At fourteen, I began high school. I joined the basketball team and navigated the awkward journey to manhood. I had no theory of self whatsoever. Each experience gave me new hope of discovering my true identity. Later, I would come to understand the ego. I didn’t realize that the rap music I was listening to was crafting my image of what a man should be. I lost my virginity because I thought it was the boy thing to do. I thought the act of sex meant that I was a man now. By the end of my first year, I looked back and felt a profound sense of ignorance. I discovered my love for writing during the Texas STAAR writing assessment at the end of that first year. Seeing what could come out of the wellspring of my heart, I kept a little journal with me for the next year. This newfound voice led me back to the water, as no one is anything without the sea.
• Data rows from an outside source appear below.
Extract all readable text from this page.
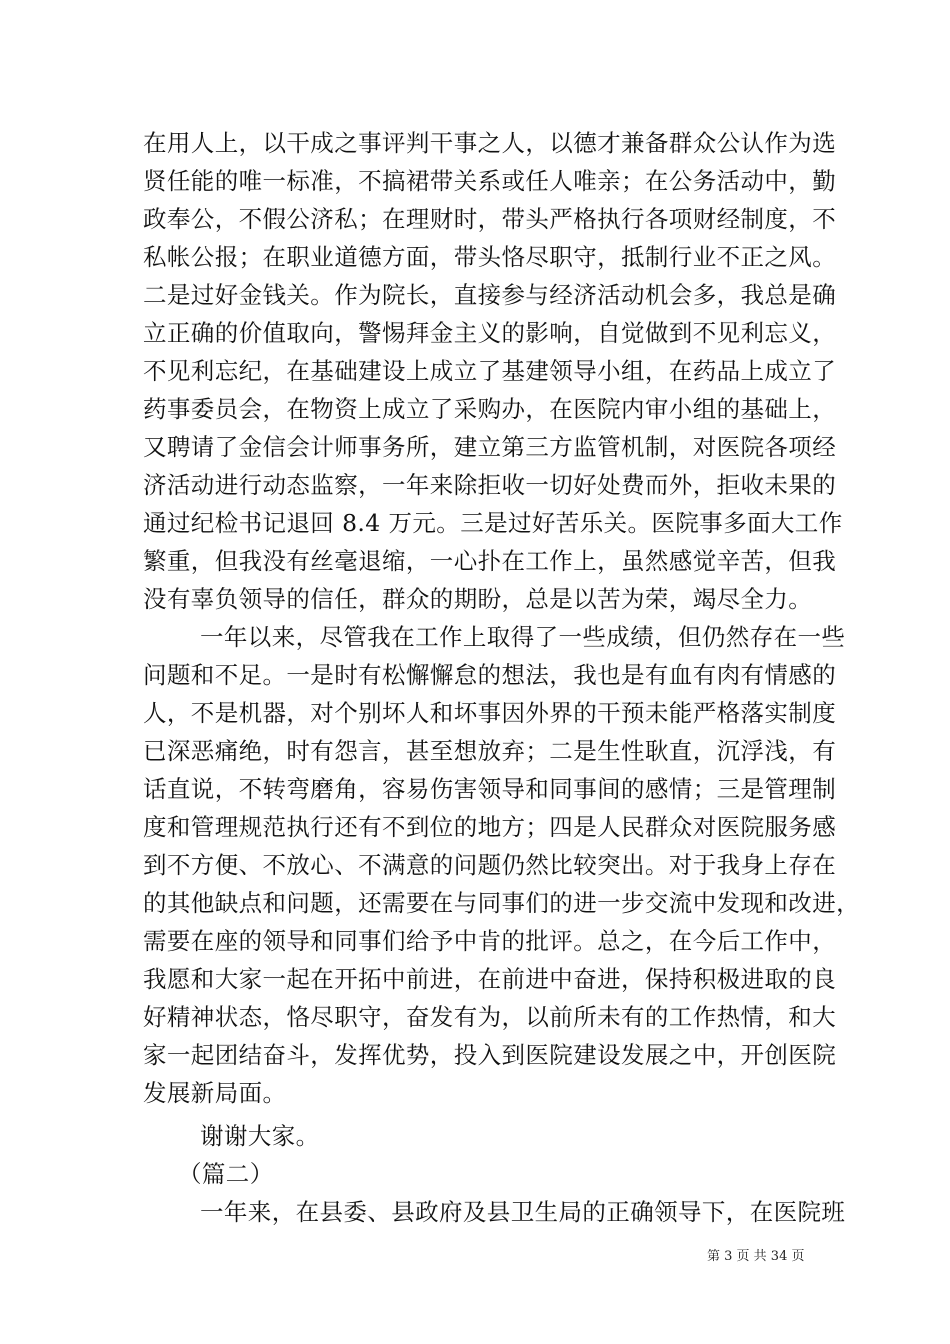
在用人上，以干成之事评判干事之人，以德才兼备群众公认作为选
贤任能的唯一标准，不搞裙带关系或任人唯亲；在公务活动中，勤
政奉公，不假公济私；在理财时，带头严格执行各项财经制度，不
私帐公报；在职业道德方面，带头恪尽职守，抵制行业不正之风。
二是过好金钱关。作为院长，直接参与经济活动机会多，我总是确
立正确的价值取向，警惕拜金主义的影响，自觉做到不见利忘义，
不见利忘纪，在基础建设上成立了基建领导小组，在药品上成立了
药事委员会，在物资上成立了采购办，在医院内审小组的基础上，
又聘请了金信会计师事务所，建立第三方监管机制，对医院各项经
济活动进行动态监察，一年来除拒收一切好处费而外，拒收未果的
通过纪检书记退回 8.4 万元。三是过好苦乐关。医院事多面大工作
繁重，但我没有丝毫退缩，一心扑在工作上，虽然感觉辛苦，但我
没有辜负领导的信任，群众的期盼，总是以苦为荣，竭尽全力。
一年以来，尽管我在工作上取得了一些成绩，但仍然存在一些
问题和不足。一是时有松懈懈怠的想法，我也是有血有肉有情感的
人，不是机器，对个别坏人和坏事因外界的干预未能严格落实制度
已深恶痛绝，时有怨言，甚至想放弃；二是生性耿直，沉浮浅，有
话直说，不转弯磨角，容易伤害领导和同事间的感情；三是管理制
度和管理规范执行还有不到位的地方；四是人民群众对医院服务感
到不方便、不放心、不满意的问题仍然比较突出。对于我身上存在
的其他缺点和问题，还需要在与同事们的进一步交流中发现和改进，
需要在座的领导和同事们给予中肯的批评。总之，在今后工作中，
我愿和大家一起在开拓中前进，在前进中奋进，保持积极进取的良
好精神状态，恪尽职守，奋发有为，以前所未有的工作热情，和大
家一起团结奋斗，发挥优势，投入到医院建设发展之中，开创医院
发展新局面。
谢谢大家。
（篇二）
一年来，在县委、县政府及县卫生局的正确领导下，在医院班
第 3 页 共 34 页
I visited Cabo San Lucas the summer before my junior year, when I was sixteen. Early into the school year, the coach cut me from the basketball team. Then, my dear uncle Ace passed away from stage 4 liver cancer. I have no poetic way to say it other than that he was a great man. I remember spending a Fourth of July with him when I was young. In the early 2000s, we played my cousin’s Nintendo 64. We also shared meals of ramen noodles with Louisiana hot sauce and egg sandwiches. In those simple moments, he showed me what a fatherless son should learn. He taught me to be a stand-up guy and to open the door for my lady. I still haven’t processed losing him. My uncle was the only father figure I ever had of my own blood. I carry his memory within me, so he remains eternal.
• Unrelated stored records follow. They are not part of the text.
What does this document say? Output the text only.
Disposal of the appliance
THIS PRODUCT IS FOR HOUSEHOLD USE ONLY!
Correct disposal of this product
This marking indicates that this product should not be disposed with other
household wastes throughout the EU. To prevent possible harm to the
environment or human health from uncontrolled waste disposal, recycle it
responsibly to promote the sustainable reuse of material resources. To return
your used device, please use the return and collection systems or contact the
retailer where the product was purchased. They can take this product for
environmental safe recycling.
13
I will be the one who makes his spirit beautiful. I honor him by adopting the disciplined, spiritual ways of Pueblo War Captains. I write about my uncle through my own rituals. I pray and make offerings, sending silent messages through heavenly messengers.
Cabo San Lucas mentored me in ways I could not put into words until eight years later. Everything changed when my mom called and told me we would be going again at twenty-six. This return trip will finally allow me to reconnect with my eighteen-year-old self. Now I know why the waters were so quiet on my last visit. They’ve been waiting to see how my masculinity would form after I took my needed time away. When I was eighteen, well, I went off to college. I went for two years, changing my major six times. I went from studying film and production to graphic design, back to film and production, and so on. Lost and alone in Phoenix, Arizona, I started to struggle mentally.
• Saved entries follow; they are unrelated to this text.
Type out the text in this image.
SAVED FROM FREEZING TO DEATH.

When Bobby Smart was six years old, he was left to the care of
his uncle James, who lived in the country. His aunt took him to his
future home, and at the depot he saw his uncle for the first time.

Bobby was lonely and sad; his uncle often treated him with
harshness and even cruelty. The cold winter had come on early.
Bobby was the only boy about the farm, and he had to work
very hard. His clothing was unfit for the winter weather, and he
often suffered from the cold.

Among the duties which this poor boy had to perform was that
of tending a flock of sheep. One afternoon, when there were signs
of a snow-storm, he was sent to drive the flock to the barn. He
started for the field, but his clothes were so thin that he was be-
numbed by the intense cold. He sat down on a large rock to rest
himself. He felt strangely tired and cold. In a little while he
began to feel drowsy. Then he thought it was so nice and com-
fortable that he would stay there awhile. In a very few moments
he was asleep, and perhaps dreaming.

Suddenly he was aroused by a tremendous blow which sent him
I started to lose my sense of self. I thought it was best to give Arizona all I got because I wouldn’t be coming back. I connected with DJs, skateboarders, fashion kids, and anyone else I found cool. When COVID-19 hit, I got put on academic probation. I left school and went back to Arlington, Texas, where my mom’s soon-to-be ex-husband deemed me a “dropout.” I found work at a fashion store called Allsaints and supported myself. Always remembering to care for both my shadow and me. Eight years later, I’m in retail, aiming to make writing my everything. I will see the ocean on June 4th, and I ask it to make my dreams come true.